During the 2016 interview Sammie admitted some initial apprehension: “Not being a little nervous is akin to arrogance,” she said, describing her first night in the dorm as “A mix of wow, this is awesome and what did I get myself into.”
Into the dean’s list, for openers.
Looking back, Sammie says it took a semester to settle in. After that, “I’m good.”
Sammie returned to Meredith more than good. She moved out of the familiar freshman dorm like everybody else. Princess, she reports is “the most popular girl on campus.” She does her own laundry and no longer comes home every weekend. The only place she needs help is in the dining hall, where even a sighted person might have trouble managing a tray and a dog’s harness.
Sammie and her father attended the annual Father-Daughter Dance. She sings in the chorus, with Princess accompanying her onto the stage. Her courses, which as a freshman she described as more intense, have doubled down: this pre-med biology major is also studying Spanish, history, chemistry (including lab) and others aided by an iPhone, iPad and recorded lectures. She plays the guitar, excels at archery, is certified in CPR, loves camping and is interested in astronomy.
“I’m thinking about taking calculus even though I despise math,” Sammie admits.
“These courses are challenging even for the sighted,” says Carolyn Konig, assistant director for Disabilities Services at Meredith. “We provide tactile graphics which turn visual imagines into something Sammie can see with her fingers.”
According to the Americans with Disabilities Act, a disabled student who qualifies for admission must be accommodated. Sammie, Konig continues, is highly regarded by her classmates and professors.
“She’s such a hard worker. She helps educate the whole community.”
For Sammie, the saddest moment of her freshman year was learning of Bob Baillie’s death in January. She spoke at his funeral.
“Now, he’s with the angels, where he can see everything he has accomplished,” she says.
After a year away from home, Sammie observes changes in her own thought and behavior patterns: “I’m better at doing things for myself. It used to creep me out, going to the store and asking for something.”
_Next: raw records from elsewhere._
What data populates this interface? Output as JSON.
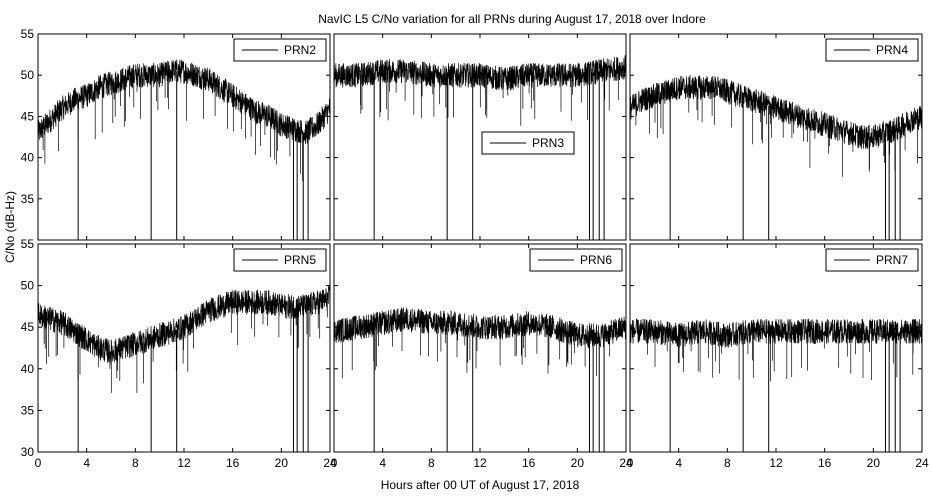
{
  "figure": {
    "title": "NavIC L5 C/No variation for all PRNs during August 17, 2018 over Indore",
    "xlabel": "Hours after 00 UT of August 17, 2018",
    "ylabel": "C/No (dB-Hz)"
  },
  "chart_data": [
    {
      "type": "line",
      "name": "PRN2",
      "legend_position": "top-right",
      "xlim": [
        0,
        24
      ],
      "ylim": [
        30,
        55
      ],
      "x": [
        0,
        1,
        2,
        3,
        4,
        5,
        6,
        7,
        8,
        9,
        10,
        11,
        12,
        13,
        14,
        15,
        16,
        17,
        18,
        19,
        20,
        21,
        22,
        23,
        24
      ],
      "y": [
        43,
        44.5,
        46,
        47,
        47.5,
        48.5,
        49,
        49.5,
        50,
        50,
        50,
        50.5,
        50.5,
        50,
        49.5,
        48.5,
        47.5,
        46.5,
        45.5,
        45,
        44,
        43.5,
        43,
        44,
        46
      ],
      "dropouts": [
        3.3,
        9.3,
        11.4,
        21,
        21.3,
        21.8,
        22.2
      ],
      "dropouts_to": [
        30,
        30,
        30,
        30,
        30,
        30,
        30
      ]
    },
    {
      "type": "line",
      "name": "PRN3",
      "legend_position": "center-right",
      "xlim": [
        0,
        24
      ],
      "ylim": [
        30,
        55
      ],
      "x": [
        0,
        2,
        4,
        6,
        8,
        10,
        12,
        14,
        16,
        18,
        20,
        22,
        24
      ],
      "y": [
        50,
        50,
        50.5,
        50.5,
        50,
        50,
        50,
        49.5,
        50,
        50,
        50,
        50.5,
        51
      ],
      "dropouts": [
        3.3,
        9.3,
        11.4,
        21,
        21.3,
        21.8,
        22.2
      ],
      "dropouts_to": [
        30,
        30,
        30,
        30,
        30,
        30,
        30
      ]
    },
    {
      "type": "line",
      "name": "PRN4",
      "legend_position": "top-right",
      "xlim": [
        0,
        24
      ],
      "ylim": [
        30,
        55
      ],
      "x": [
        0,
        1,
        2,
        3,
        4,
        5,
        6,
        7,
        8,
        9,
        10,
        11,
        12,
        13,
        14,
        15,
        16,
        17,
        18,
        19,
        20,
        21,
        22,
        23,
        24
      ],
      "y": [
        46,
        47,
        47.5,
        48,
        48.5,
        48.5,
        48.5,
        48.5,
        48,
        47.5,
        47,
        46.5,
        46,
        45.5,
        45,
        44.5,
        44,
        43.5,
        43,
        42.5,
        42.5,
        43,
        43.5,
        44.5,
        45
      ],
      "dropouts": [
        3.3,
        9.3,
        11.4,
        21,
        21.3,
        21.8,
        22.2
      ],
      "dropouts_to": [
        30,
        30,
        30,
        30,
        30,
        30,
        30
      ]
    },
    {
      "type": "line",
      "name": "PRN5",
      "legend_position": "top-right",
      "xlim": [
        0,
        24
      ],
      "ylim": [
        30,
        55
      ],
      "x": [
        0,
        1,
        2,
        3,
        4,
        5,
        6,
        7,
        8,
        9,
        10,
        11,
        12,
        13,
        14,
        15,
        16,
        17,
        18,
        19,
        20,
        21,
        22,
        23,
        24
      ],
      "y": [
        46.5,
        46,
        45.5,
        44.5,
        43.5,
        42.5,
        42,
        42.5,
        43,
        43.5,
        44,
        44.5,
        45,
        46,
        47,
        47.5,
        48,
        48,
        48,
        48,
        47.5,
        47.5,
        47.5,
        48,
        48.5
      ],
      "dropouts": [
        3.3,
        9.3,
        11.4,
        21,
        21.3,
        21.8,
        22.2
      ],
      "dropouts_to": [
        30,
        30,
        30,
        30,
        30,
        30,
        30
      ]
    },
    {
      "type": "line",
      "name": "PRN6",
      "legend_position": "top-right",
      "xlim": [
        0,
        24
      ],
      "ylim": [
        30,
        55
      ],
      "x": [
        0,
        2,
        4,
        6,
        8,
        10,
        12,
        14,
        16,
        18,
        20,
        22,
        24
      ],
      "y": [
        44.5,
        45,
        45.5,
        46,
        45.5,
        45.5,
        45,
        45,
        45.5,
        45,
        44,
        44,
        45
      ],
      "dropouts": [
        3.3,
        9.3,
        11.4,
        21,
        21.3,
        21.8,
        22.2
      ],
      "dropouts_to": [
        30,
        30,
        30,
        30,
        30,
        30,
        30
      ]
    },
    {
      "type": "line",
      "name": "PRN7",
      "legend_position": "top-right",
      "xlim": [
        0,
        24
      ],
      "ylim": [
        30,
        55
      ],
      "x": [
        0,
        2,
        4,
        6,
        8,
        10,
        12,
        14,
        16,
        18,
        20,
        22,
        24
      ],
      "y": [
        44.5,
        44.5,
        44,
        44.5,
        44,
        44.5,
        44.5,
        44.5,
        44.5,
        44.5,
        44.5,
        44.5,
        44.5
      ],
      "dropouts": [
        3.3,
        9.3,
        11.4,
        21,
        21.3,
        21.8,
        22.2
      ],
      "dropouts_to": [
        30,
        30,
        30,
        30,
        30,
        30,
        30
      ]
    }
  ],
  "y_ticks": [
    "30",
    "35",
    "40",
    "45",
    "50",
    "55"
  ],
  "x_ticks": [
    "0",
    "4",
    "8",
    "12",
    "16",
    "20",
    "24"
  ],
  "noise_amplitude_db": 1.5
}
She has made a best friend. They go off campus for pizza. Other classmates admitted they weren’t sure how to talk to her. “Now, they know I’m just like everyone else.”
That said, if the scholarship comes through and the stars are aligned, Sammie and Princess will attend a semester in Italy, where Meredith has an exchange program. Afterward, the gifted, motivated student who bridles when classified as disabled must concentrate on her pre-med curriculum because, Carolyn Konig predicts, “Sammie’s going to go far.”